Plus, a recent study from Cambridge University suggests that when students combine a liberal arts degree with a STEM or business-oriented major, their future salary prospects can increase.
Enrich undergraduate learning
If taking classes both through a university’s college of engineering and liberal arts is of interest, it can be an incredibly rewarding experience. Students will meet more students and professors, experience different types of college classes, and explore fascinating areas of study more deeply than through dabbling alone.
Cons of double majoring in college
Is double majoring worth it? Like many of the important decisions students make in college, there are benefits and drawbacks to double majoring. It’s important to consider potential downsides, so here are a few to bear in mind.
A double major does not guarantee higher salary
Research is limited in this area, and the results that are out there are mixed. A 2017 study suggests that double majoring does not increase the likelihood of future job satisfaction and may only have a limited impact on salary.
The study found that students who major in STEM typically earn the highest salaries upon graduation, and adding a non-STEM major does not increase income.
Read more about the best STEM careers.
Limited scheduling flexibility
Double majoring, well, doubles the number of graduation requirements students will need to meet. That means that there will be less time for elective courses, and pursuing opportunities like study abroad, for-credit internships, or service learning programs may be more of a challenge.
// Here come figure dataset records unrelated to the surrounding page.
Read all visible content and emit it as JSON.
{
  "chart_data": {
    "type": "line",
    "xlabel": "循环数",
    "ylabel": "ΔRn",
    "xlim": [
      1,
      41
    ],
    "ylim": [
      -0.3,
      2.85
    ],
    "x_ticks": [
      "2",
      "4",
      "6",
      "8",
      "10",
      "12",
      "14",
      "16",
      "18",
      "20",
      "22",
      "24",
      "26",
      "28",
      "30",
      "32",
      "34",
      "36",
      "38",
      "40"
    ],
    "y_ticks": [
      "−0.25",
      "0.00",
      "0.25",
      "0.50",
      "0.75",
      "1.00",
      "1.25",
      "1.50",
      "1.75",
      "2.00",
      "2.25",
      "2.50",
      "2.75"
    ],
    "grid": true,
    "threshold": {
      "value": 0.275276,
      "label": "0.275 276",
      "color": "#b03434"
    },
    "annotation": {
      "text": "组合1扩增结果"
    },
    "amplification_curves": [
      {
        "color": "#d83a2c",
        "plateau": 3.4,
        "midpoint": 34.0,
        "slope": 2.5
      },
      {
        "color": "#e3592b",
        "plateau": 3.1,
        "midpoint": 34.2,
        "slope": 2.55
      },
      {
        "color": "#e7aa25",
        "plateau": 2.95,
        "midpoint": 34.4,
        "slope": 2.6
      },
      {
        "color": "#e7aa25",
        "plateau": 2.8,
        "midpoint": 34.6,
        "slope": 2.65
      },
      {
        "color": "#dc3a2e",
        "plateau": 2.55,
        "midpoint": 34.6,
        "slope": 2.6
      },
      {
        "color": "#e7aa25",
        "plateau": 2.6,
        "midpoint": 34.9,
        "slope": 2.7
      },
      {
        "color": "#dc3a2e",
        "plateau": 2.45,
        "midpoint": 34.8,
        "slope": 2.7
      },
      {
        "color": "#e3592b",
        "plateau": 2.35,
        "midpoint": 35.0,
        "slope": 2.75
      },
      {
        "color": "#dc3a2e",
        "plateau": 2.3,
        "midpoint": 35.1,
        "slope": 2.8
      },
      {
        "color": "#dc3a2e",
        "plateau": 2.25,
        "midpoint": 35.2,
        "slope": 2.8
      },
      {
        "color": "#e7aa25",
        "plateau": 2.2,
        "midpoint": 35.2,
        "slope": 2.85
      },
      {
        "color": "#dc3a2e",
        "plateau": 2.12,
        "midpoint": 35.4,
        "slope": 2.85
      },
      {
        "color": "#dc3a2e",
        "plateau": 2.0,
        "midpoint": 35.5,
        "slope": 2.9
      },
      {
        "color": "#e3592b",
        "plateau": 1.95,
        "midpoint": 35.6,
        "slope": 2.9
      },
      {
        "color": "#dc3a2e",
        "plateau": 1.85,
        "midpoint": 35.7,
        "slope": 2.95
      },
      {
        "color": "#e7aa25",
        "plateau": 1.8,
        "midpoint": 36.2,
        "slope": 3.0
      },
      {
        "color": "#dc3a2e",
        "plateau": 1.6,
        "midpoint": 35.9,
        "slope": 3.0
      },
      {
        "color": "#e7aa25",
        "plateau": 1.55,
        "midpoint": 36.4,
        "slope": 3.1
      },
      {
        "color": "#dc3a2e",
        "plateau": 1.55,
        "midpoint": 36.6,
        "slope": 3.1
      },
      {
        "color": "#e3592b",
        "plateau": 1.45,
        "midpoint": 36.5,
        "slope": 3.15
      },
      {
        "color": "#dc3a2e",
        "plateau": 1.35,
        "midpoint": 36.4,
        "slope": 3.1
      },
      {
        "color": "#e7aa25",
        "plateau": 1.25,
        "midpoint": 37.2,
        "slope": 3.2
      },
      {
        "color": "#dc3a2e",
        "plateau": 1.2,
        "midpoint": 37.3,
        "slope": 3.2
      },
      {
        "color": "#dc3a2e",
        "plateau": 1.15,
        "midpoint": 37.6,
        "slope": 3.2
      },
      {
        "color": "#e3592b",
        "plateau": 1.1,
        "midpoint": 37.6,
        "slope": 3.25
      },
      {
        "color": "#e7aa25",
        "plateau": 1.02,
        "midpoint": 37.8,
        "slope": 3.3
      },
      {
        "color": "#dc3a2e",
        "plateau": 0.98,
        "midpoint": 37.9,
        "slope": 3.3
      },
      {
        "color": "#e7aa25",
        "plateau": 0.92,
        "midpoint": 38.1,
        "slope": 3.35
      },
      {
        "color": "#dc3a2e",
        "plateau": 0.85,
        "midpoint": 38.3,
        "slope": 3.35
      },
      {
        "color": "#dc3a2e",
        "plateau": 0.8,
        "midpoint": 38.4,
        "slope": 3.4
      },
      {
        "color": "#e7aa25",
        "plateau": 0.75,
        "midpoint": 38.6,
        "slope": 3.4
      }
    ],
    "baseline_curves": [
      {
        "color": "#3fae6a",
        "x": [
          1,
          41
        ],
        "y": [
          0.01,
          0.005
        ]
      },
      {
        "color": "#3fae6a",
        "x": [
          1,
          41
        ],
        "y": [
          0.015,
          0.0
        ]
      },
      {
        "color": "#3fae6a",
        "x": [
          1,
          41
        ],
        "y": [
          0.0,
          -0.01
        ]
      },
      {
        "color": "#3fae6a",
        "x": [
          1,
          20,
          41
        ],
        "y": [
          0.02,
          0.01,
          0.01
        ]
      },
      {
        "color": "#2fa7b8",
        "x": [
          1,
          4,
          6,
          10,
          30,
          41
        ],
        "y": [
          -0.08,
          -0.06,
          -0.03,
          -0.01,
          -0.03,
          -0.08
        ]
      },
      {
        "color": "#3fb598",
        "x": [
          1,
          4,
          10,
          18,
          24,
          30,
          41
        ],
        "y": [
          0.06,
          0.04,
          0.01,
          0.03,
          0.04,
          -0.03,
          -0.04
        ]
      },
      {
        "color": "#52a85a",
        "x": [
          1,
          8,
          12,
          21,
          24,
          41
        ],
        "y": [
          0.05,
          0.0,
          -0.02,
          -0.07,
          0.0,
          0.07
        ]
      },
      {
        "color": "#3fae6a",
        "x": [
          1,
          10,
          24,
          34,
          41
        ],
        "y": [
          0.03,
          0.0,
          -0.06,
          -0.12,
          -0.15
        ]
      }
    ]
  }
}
Increased academic demands
There’s no doubt that double majors can be beneficial to certain students, but this path definitely isn’t for everyone. Strong organization and time management skills are essential for success, and if those aren’t necessarily a student’s strong suit, a double major probably isn’t the right fit.
5 Tips for pursuing a double major
About 20% of college graduates choose to double major, so if students decide it’s of interest, here are five pro tips for success.
Work closely with an academic advisor
First things first, students should work closely with their academic advisor to choose two fields of study that align with their academic and career goals. In the process of doing that, they may decide that selecting a major and a minor, rather than a double major, is the best decision for them—and that’s ok too!
Think and plan ahead
As mentioned above, meticulous planning is essential to completing two degree programs. It’s important to note when requisite courses are offered and prioritize taking them accordingly.
Keep a clear “why” in mind
What is the objective of double majoring? For some students, it's an in-depth exploration of two topics they’re passionate about. For others, it might be improved job prospects or chances of admission to graduate school.
As students progress through their double major, they should take full advantage of opportunities that will further their future goal. This could include working as a TA for a favorite professor, seeking internship opportunities relevant to both fields of study, pursuing interdisciplinary research, and more.
Manage schedule and workload carefully
With the increased demands of a double major comes an increased risk of high stress and even burnout. Students should think carefully about how they will balance their double major with extracurricular activities, jobs, and - not to be overlooked - time to unwind.
“Try before you buy”
This adage is absolutely applicable to double majors: after all, they are (literally) an investment. Before officially declaring a double major, students should try out introductory-level courses in both fields of study and see how it goes. That way, if they decide that a single major or minor might be better suited to their academic needs and goals, there’s no harm in changing their minds!